Riley simply blinked back at him and rounded the stairwell with his luggage and thumped upstairs. Aerilyn’s brows furrowed as she watched him go and asked in an undertone, “You sure you’re up to this? He’s pretty depressed and might need a gentle touch.”
“I promised his ma I’d look after him,” Deane muttered. “If he can grow a thick skin, he’ll be the better for it.”
Aerilyn didn’t seem so certain.
Deane leaned in. “A little sun should put a smile on his face, though. I’m taking the kid to Florida.”
The news seemed to take Aerilyn off guard. She sputtered and widened her eyes. “Wow, that sounds like fun. A vacation might be a good opportunity for the two of you to bond.”
Deane pulled Ramsay’s phone from his pocket and held it up. She stared at it in confusion, so he explained, “We have a lead. Emery and I are connecting with the Miami lodge to investigate this veterinary clinic in Florida. It was the last place Ramsay called. Plus, Alaric wants him out of town in case they come back looking for him.”

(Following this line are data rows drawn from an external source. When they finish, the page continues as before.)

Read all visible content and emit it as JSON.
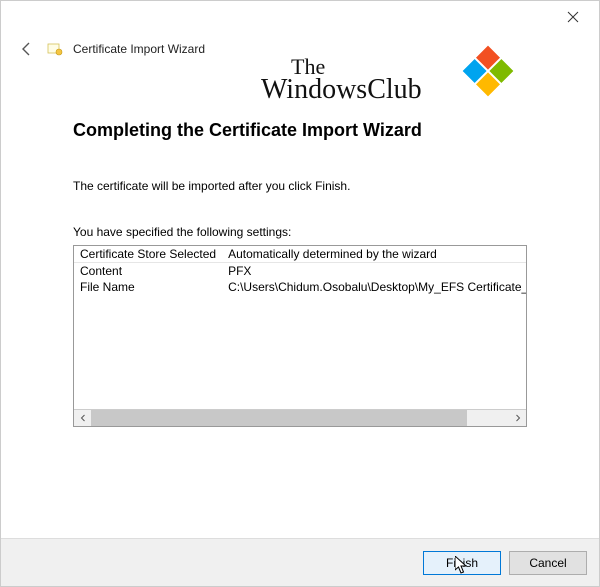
{
  "window": {
    "title": "Certificate Import Wizard"
  },
  "watermark": {
    "line1": "The",
    "line2": "WindowsClub"
  },
  "page": {
    "heading": "Completing the Certificate Import Wizard",
    "instruction": "The certificate will be imported after you click Finish.",
    "settings_intro": "You have specified the following settings:",
    "settings": [
      {
        "key": "Certificate Store Selected",
        "value": "Automatically determined by the wizard"
      },
      {
        "key": "Content",
        "value": "PFX"
      },
      {
        "key": "File Name",
        "value": "C:\\Users\\Chidum.Osobalu\\Desktop\\My_EFS Certificate_and_I"
      }
    ]
  },
  "buttons": {
    "finish": "Finish",
    "cancel": "Cancel"
  }
}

“So you’re taking Riley with you?” Aerilyn’s enthusiasm for the trip dimmed. She didn’t appear pleased as she crossed her arms.
“Where are we going?”
Deane and Aerilyn faced the base of the stairs, where Riley now stood without his suitcases, wearing a sour expression. The teen’s long dark hair hung to his slouched shoulders. His complexion was healthier than it had been when he’d been starving himself of blood, but the kid was still on the pale side. The sporadic supply of chicken blood they’d been able to provide was keeping him from wasting away, though he didn’t seem fond of the stuff.
Aerilyn’s eyes darted to Deane, and it was obvious she wasn’t going to speak, so Deane cleared his throat and said, “Ye’re coming with me to Florida. I’ll be getting some work done out there, and we thought ye might enjoy the change of scene.”

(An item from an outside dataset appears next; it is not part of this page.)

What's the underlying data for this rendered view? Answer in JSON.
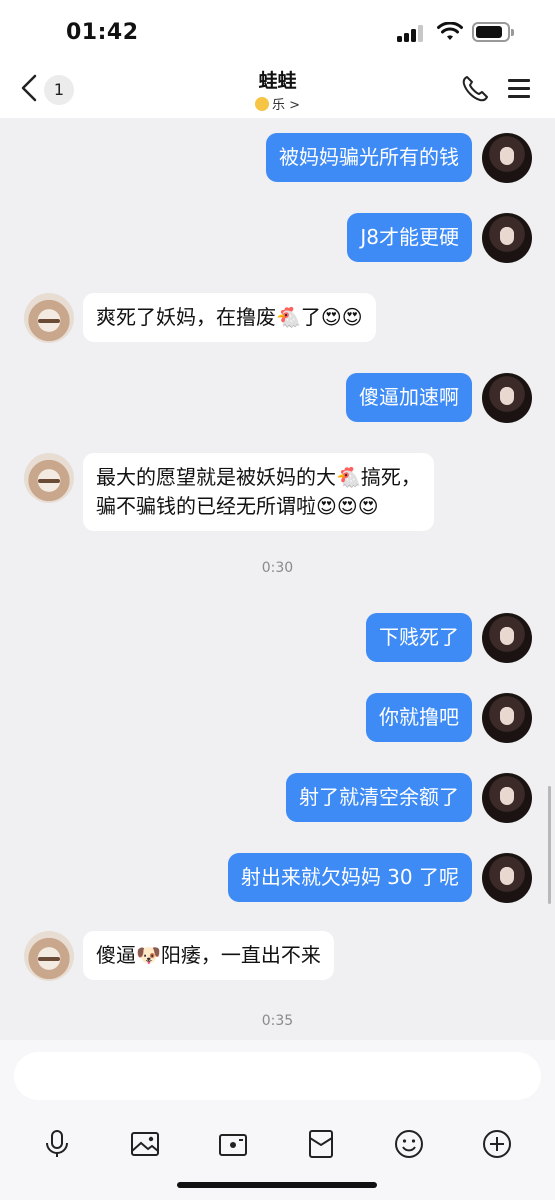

Riley blinked back at him and said hollowly, “No one asked me what I wanted, but since I’m just a blood-sucker, I guess it doesn’t matter.”

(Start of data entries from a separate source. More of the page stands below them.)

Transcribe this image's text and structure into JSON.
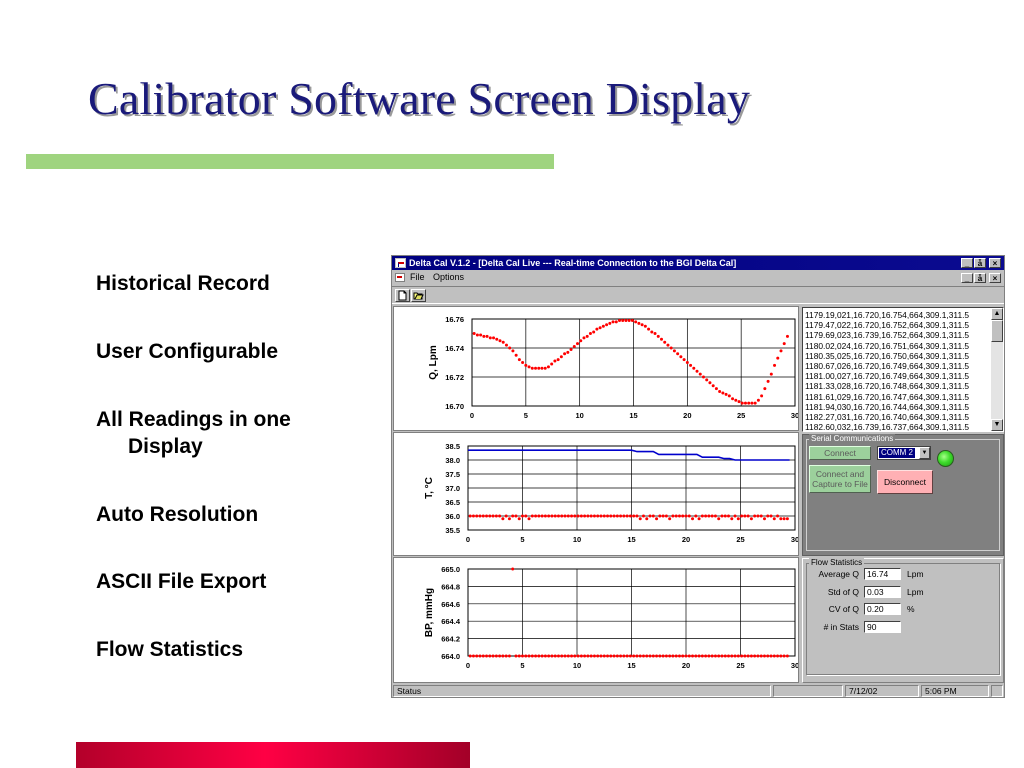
{
  "slide": {
    "title": "Calibrator Software Screen Display",
    "bullets": [
      {
        "line1": "Historical Record",
        "line2": ""
      },
      {
        "line1": "User Configurable",
        "line2": ""
      },
      {
        "line1": "All Readings in one",
        "line2": "Display"
      },
      {
        "line1": "Auto Resolution",
        "line2": ""
      },
      {
        "line1": "ASCII File Export",
        "line2": ""
      },
      {
        "line1": "Flow Statistics",
        "line2": ""
      }
    ],
    "colors": {
      "title": "#1a1a7a",
      "rule": "#9fd47f",
      "footer_bar": "#e0003a"
    }
  },
  "window": {
    "title": "Delta Cal V.1.2 - [Delta Cal Live --- Real-time Connection to the BGI Delta Cal]",
    "controls": [
      "_",
      "ǡ",
      "×"
    ],
    "menu": [
      {
        "label": "File"
      },
      {
        "label": "Options"
      }
    ],
    "toolbar_icons": [
      "new-file-icon",
      "open-folder-icon"
    ]
  },
  "chart_data": [
    {
      "type": "scatter",
      "ylabel": "Q, Lpm",
      "xlim": [
        0,
        30
      ],
      "ylim": [
        16.7,
        16.76
      ],
      "xticks": [
        "0",
        "5",
        "10",
        "15",
        "20",
        "25",
        "30"
      ],
      "yticks": [
        "16.76",
        "16.74",
        "16.72",
        "16.70"
      ],
      "grid": true,
      "series": [
        {
          "color": "#ff0000",
          "x": [
            0.2,
            0.5,
            0.8,
            1.1,
            1.4,
            1.7,
            2.0,
            2.3,
            2.6,
            2.9,
            3.2,
            3.5,
            3.8,
            4.1,
            4.4,
            4.7,
            5.0,
            5.3,
            5.6,
            5.9,
            6.2,
            6.5,
            6.8,
            7.1,
            7.4,
            7.7,
            8.0,
            8.3,
            8.6,
            8.9,
            9.2,
            9.5,
            9.8,
            10.1,
            10.4,
            10.7,
            11.0,
            11.3,
            11.6,
            11.9,
            12.2,
            12.5,
            12.8,
            13.1,
            13.4,
            13.7,
            14.0,
            14.3,
            14.6,
            14.9,
            15.2,
            15.5,
            15.8,
            16.1,
            16.4,
            16.7,
            17.0,
            17.3,
            17.6,
            17.9,
            18.2,
            18.5,
            18.8,
            19.1,
            19.4,
            19.7,
            20.0,
            20.3,
            20.6,
            20.9,
            21.2,
            21.5,
            21.8,
            22.1,
            22.4,
            22.7,
            23.0,
            23.3,
            23.6,
            23.9,
            24.2,
            24.5,
            24.8,
            25.1,
            25.4,
            25.7,
            26.0,
            26.3,
            26.6,
            26.9,
            27.2,
            27.5,
            27.8,
            28.1,
            28.4,
            28.7,
            29.0,
            29.3
          ],
          "y": [
            16.75,
            16.749,
            16.749,
            16.748,
            16.748,
            16.747,
            16.747,
            16.746,
            16.745,
            16.744,
            16.742,
            16.74,
            16.738,
            16.735,
            16.732,
            16.73,
            16.728,
            16.727,
            16.726,
            16.726,
            16.726,
            16.726,
            16.726,
            16.727,
            16.729,
            16.731,
            16.732,
            16.734,
            16.736,
            16.737,
            16.739,
            16.741,
            16.743,
            16.745,
            16.747,
            16.748,
            16.75,
            16.751,
            16.753,
            16.754,
            16.755,
            16.756,
            16.757,
            16.758,
            16.758,
            16.759,
            16.759,
            16.759,
            16.759,
            16.759,
            16.758,
            16.757,
            16.756,
            16.755,
            16.753,
            16.751,
            16.75,
            16.748,
            16.746,
            16.744,
            16.742,
            16.74,
            16.738,
            16.736,
            16.734,
            16.732,
            16.73,
            16.728,
            16.726,
            16.724,
            16.722,
            16.72,
            16.718,
            16.716,
            16.714,
            16.712,
            16.71,
            16.709,
            16.708,
            16.707,
            16.705,
            16.704,
            16.703,
            16.702,
            16.702,
            16.702,
            16.702,
            16.702,
            16.704,
            16.707,
            16.712,
            16.717,
            16.722,
            16.728,
            16.733,
            16.738,
            16.743,
            16.748
          ]
        }
      ]
    },
    {
      "type": "line",
      "ylabel": "T, °C",
      "xlim": [
        0,
        30
      ],
      "ylim": [
        35.5,
        38.5
      ],
      "xticks": [
        "0",
        "5",
        "10",
        "15",
        "20",
        "25",
        "30"
      ],
      "yticks": [
        "38.5",
        "38.0",
        "37.5",
        "37.0",
        "36.5",
        "36.0",
        "35.5"
      ],
      "grid": true,
      "series": [
        {
          "color": "#0000cc",
          "x": [
            0,
            15,
            15.5,
            17,
            17.5,
            21,
            21.5,
            23,
            23.5,
            24,
            24.5,
            29.5
          ],
          "y": [
            38.35,
            38.35,
            38.3,
            38.3,
            38.2,
            38.2,
            38.1,
            38.1,
            38.05,
            38.05,
            38.0,
            38.0
          ]
        },
        {
          "color": "#ff0000",
          "x": [
            0.2,
            0.5,
            0.8,
            1.1,
            1.4,
            1.7,
            2.0,
            2.3,
            2.6,
            2.9,
            3.2,
            3.5,
            3.8,
            4.1,
            4.4,
            4.7,
            5.0,
            5.3,
            5.6,
            5.9,
            6.2,
            6.5,
            6.8,
            7.1,
            7.4,
            7.7,
            8.0,
            8.3,
            8.6,
            8.9,
            9.2,
            9.5,
            9.8,
            10.1,
            10.4,
            10.7,
            11.0,
            11.3,
            11.6,
            11.9,
            12.2,
            12.5,
            12.8,
            13.1,
            13.4,
            13.7,
            14.0,
            14.3,
            14.6,
            14.9,
            15.2,
            15.5,
            15.8,
            16.1,
            16.4,
            16.7,
            17.0,
            17.3,
            17.6,
            17.9,
            18.2,
            18.5,
            18.8,
            19.1,
            19.4,
            19.7,
            20.0,
            20.3,
            20.6,
            20.9,
            21.2,
            21.5,
            21.8,
            22.1,
            22.4,
            22.7,
            23.0,
            23.3,
            23.6,
            23.9,
            24.2,
            24.5,
            24.8,
            25.1,
            25.4,
            25.7,
            26.0,
            26.3,
            26.6,
            26.9,
            27.2,
            27.5,
            27.8,
            28.1,
            28.4,
            28.7,
            29.0,
            29.3
          ],
          "y": [
            36.0,
            36.0,
            36.0,
            36.0,
            36.0,
            36.0,
            36.0,
            36.0,
            36.0,
            36.0,
            35.9,
            36.0,
            35.9,
            36.0,
            36.0,
            35.9,
            36.0,
            36.0,
            35.9,
            36.0,
            36.0,
            36.0,
            36.0,
            36.0,
            36.0,
            36.0,
            36.0,
            36.0,
            36.0,
            36.0,
            36.0,
            36.0,
            36.0,
            36.0,
            36.0,
            36.0,
            36.0,
            36.0,
            36.0,
            36.0,
            36.0,
            36.0,
            36.0,
            36.0,
            36.0,
            36.0,
            36.0,
            36.0,
            36.0,
            36.0,
            36.0,
            36.0,
            35.9,
            36.0,
            35.9,
            36.0,
            36.0,
            35.9,
            36.0,
            36.0,
            36.0,
            35.9,
            36.0,
            36.0,
            36.0,
            36.0,
            36.0,
            36.0,
            35.9,
            36.0,
            35.9,
            36.0,
            36.0,
            36.0,
            36.0,
            36.0,
            35.9,
            36.0,
            36.0,
            36.0,
            35.9,
            36.0,
            35.9,
            36.0,
            36.0,
            36.0,
            35.9,
            36.0,
            36.0,
            36.0,
            35.9,
            36.0,
            36.0,
            35.9,
            36.0,
            35.9,
            35.9,
            35.9
          ]
        }
      ]
    },
    {
      "type": "scatter",
      "ylabel": "BP, mmHg",
      "xlim": [
        0,
        30
      ],
      "ylim": [
        664.0,
        665.0
      ],
      "xticks": [
        "0",
        "5",
        "10",
        "15",
        "20",
        "25",
        "30"
      ],
      "yticks": [
        "665.0",
        "664.8",
        "664.6",
        "664.4",
        "664.2",
        "664.0"
      ],
      "grid": true,
      "series": [
        {
          "color": "#ff0000",
          "x": [
            0.2,
            0.5,
            0.8,
            1.1,
            1.4,
            1.7,
            2.0,
            2.3,
            2.6,
            2.9,
            3.2,
            3.5,
            3.8,
            4.1,
            4.4,
            4.7,
            5.0,
            5.3,
            5.6,
            5.9,
            6.2,
            6.5,
            6.8,
            7.1,
            7.4,
            7.7,
            8.0,
            8.3,
            8.6,
            8.9,
            9.2,
            9.5,
            9.8,
            10.1,
            10.4,
            10.7,
            11.0,
            11.3,
            11.6,
            11.9,
            12.2,
            12.5,
            12.8,
            13.1,
            13.4,
            13.7,
            14.0,
            14.3,
            14.6,
            14.9,
            15.2,
            15.5,
            15.8,
            16.1,
            16.4,
            16.7,
            17.0,
            17.3,
            17.6,
            17.9,
            18.2,
            18.5,
            18.8,
            19.1,
            19.4,
            19.7,
            20.0,
            20.3,
            20.6,
            20.9,
            21.2,
            21.5,
            21.8,
            22.1,
            22.4,
            22.7,
            23.0,
            23.3,
            23.6,
            23.9,
            24.2,
            24.5,
            24.8,
            25.1,
            25.4,
            25.7,
            26.0,
            26.3,
            26.6,
            26.9,
            27.2,
            27.5,
            27.8,
            28.1,
            28.4,
            28.7,
            29.0,
            29.3
          ],
          "y": [
            664.0,
            664.0,
            664.0,
            664.0,
            664.0,
            664.0,
            664.0,
            664.0,
            664.0,
            664.0,
            664.0,
            664.0,
            664.0,
            665.0,
            664.0,
            664.0,
            664.0,
            664.0,
            664.0,
            664.0,
            664.0,
            664.0,
            664.0,
            664.0,
            664.0,
            664.0,
            664.0,
            664.0,
            664.0,
            664.0,
            664.0,
            664.0,
            664.0,
            664.0,
            664.0,
            664.0,
            664.0,
            664.0,
            664.0,
            664.0,
            664.0,
            664.0,
            664.0,
            664.0,
            664.0,
            664.0,
            664.0,
            664.0,
            664.0,
            664.0,
            664.0,
            664.0,
            664.0,
            664.0,
            664.0,
            664.0,
            664.0,
            664.0,
            664.0,
            664.0,
            664.0,
            664.0,
            664.0,
            664.0,
            664.0,
            664.0,
            664.0,
            664.0,
            664.0,
            664.0,
            664.0,
            664.0,
            664.0,
            664.0,
            664.0,
            664.0,
            664.0,
            664.0,
            664.0,
            664.0,
            664.0,
            664.0,
            664.0,
            664.0,
            664.0,
            664.0,
            664.0,
            664.0,
            664.0,
            664.0,
            664.0,
            664.0,
            664.0,
            664.0,
            664.0,
            664.0,
            664.0,
            664.0
          ]
        }
      ]
    }
  ],
  "log": {
    "lines": [
      "1179.19,021,16.720,16.754,664,309.1,311.5",
      "1179.47,022,16.720,16.752,664,309.1,311.5",
      "1179.69,023,16.739,16.752,664,309.1,311.5",
      "1180.02,024,16.720,16.751,664,309.1,311.5",
      "1180.35,025,16.720,16.750,664,309.1,311.5",
      "1180.67,026,16.720,16.749,664,309.1,311.5",
      "1181.00,027,16.720,16.749,664,309.1,311.5",
      "1181.33,028,16.720,16.748,664,309.1,311.5",
      "1181.61,029,16.720,16.747,664,309.1,311.5",
      "1181.94,030,16.720,16.744,664,309.1,311.5",
      "1182.27,031,16.720,16.740,664,309.1,311.5",
      "1182.60,032,16.739,16.737,664,309.1,311.5"
    ]
  },
  "serial": {
    "group_label": "Serial Communications",
    "connect_label": "Connect",
    "port_value": "COMM 2",
    "capture_label_1": "Connect and",
    "capture_label_2": "Capture to File",
    "disconnect_label": "Disconnect",
    "led_color": "#3fdc2c"
  },
  "flow_stats": {
    "group_label": "Flow Statistics",
    "rows": [
      {
        "label": "Average Q",
        "value": "16.74",
        "unit": "Lpm"
      },
      {
        "label": "Std of Q",
        "value": "0.03",
        "unit": "Lpm"
      },
      {
        "label": "CV of Q",
        "value": "0.20",
        "unit": "%"
      },
      {
        "label": "# in Stats",
        "value": "90",
        "unit": ""
      }
    ]
  },
  "statusbar": {
    "status": "Status",
    "date": "7/12/02",
    "time": "5:06 PM"
  }
}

“That has nothing to do with it.” Aerilyn went to her student’s side and put her hand on his shoulder. “What do you want?”
“I want my mom back.” Riley wrenched himself away from her and started breathing hard and fast. “I don’t want to be a freak who has to drink blood to survive. I don’t know why I have to live in a place with someone who doesn’t give a flying crap about me.”
The boy turned around and launched himself back up the stairs, leaving Aerilyn to give Deane an I-told-you-so look. A loud slam echoed through the house, and she shook her head. “That could have gone better.”
“And it could have gone worse,” Deane said with a cocked brow. “Don’t worry, love, things will be right as rain. Nothin’ like the passage of time to cure his raging case of adolescence.”
“You’ve got a lot to learn about kids.” Aerilyn’s eyes traveled upstairs, then she turned for the door. “Well, you can call me anytime if you need anything. Good luck—you’re going to need it.”
Deane brushed off his suit sleeve. “I don’t believe in luck.”
After she departed, he was left staring at the box in his entry. Riley had very little, yet Deane recalled a time when he’d had nothing but the clothes on his back and the sooty remains of his life on his blistered hands.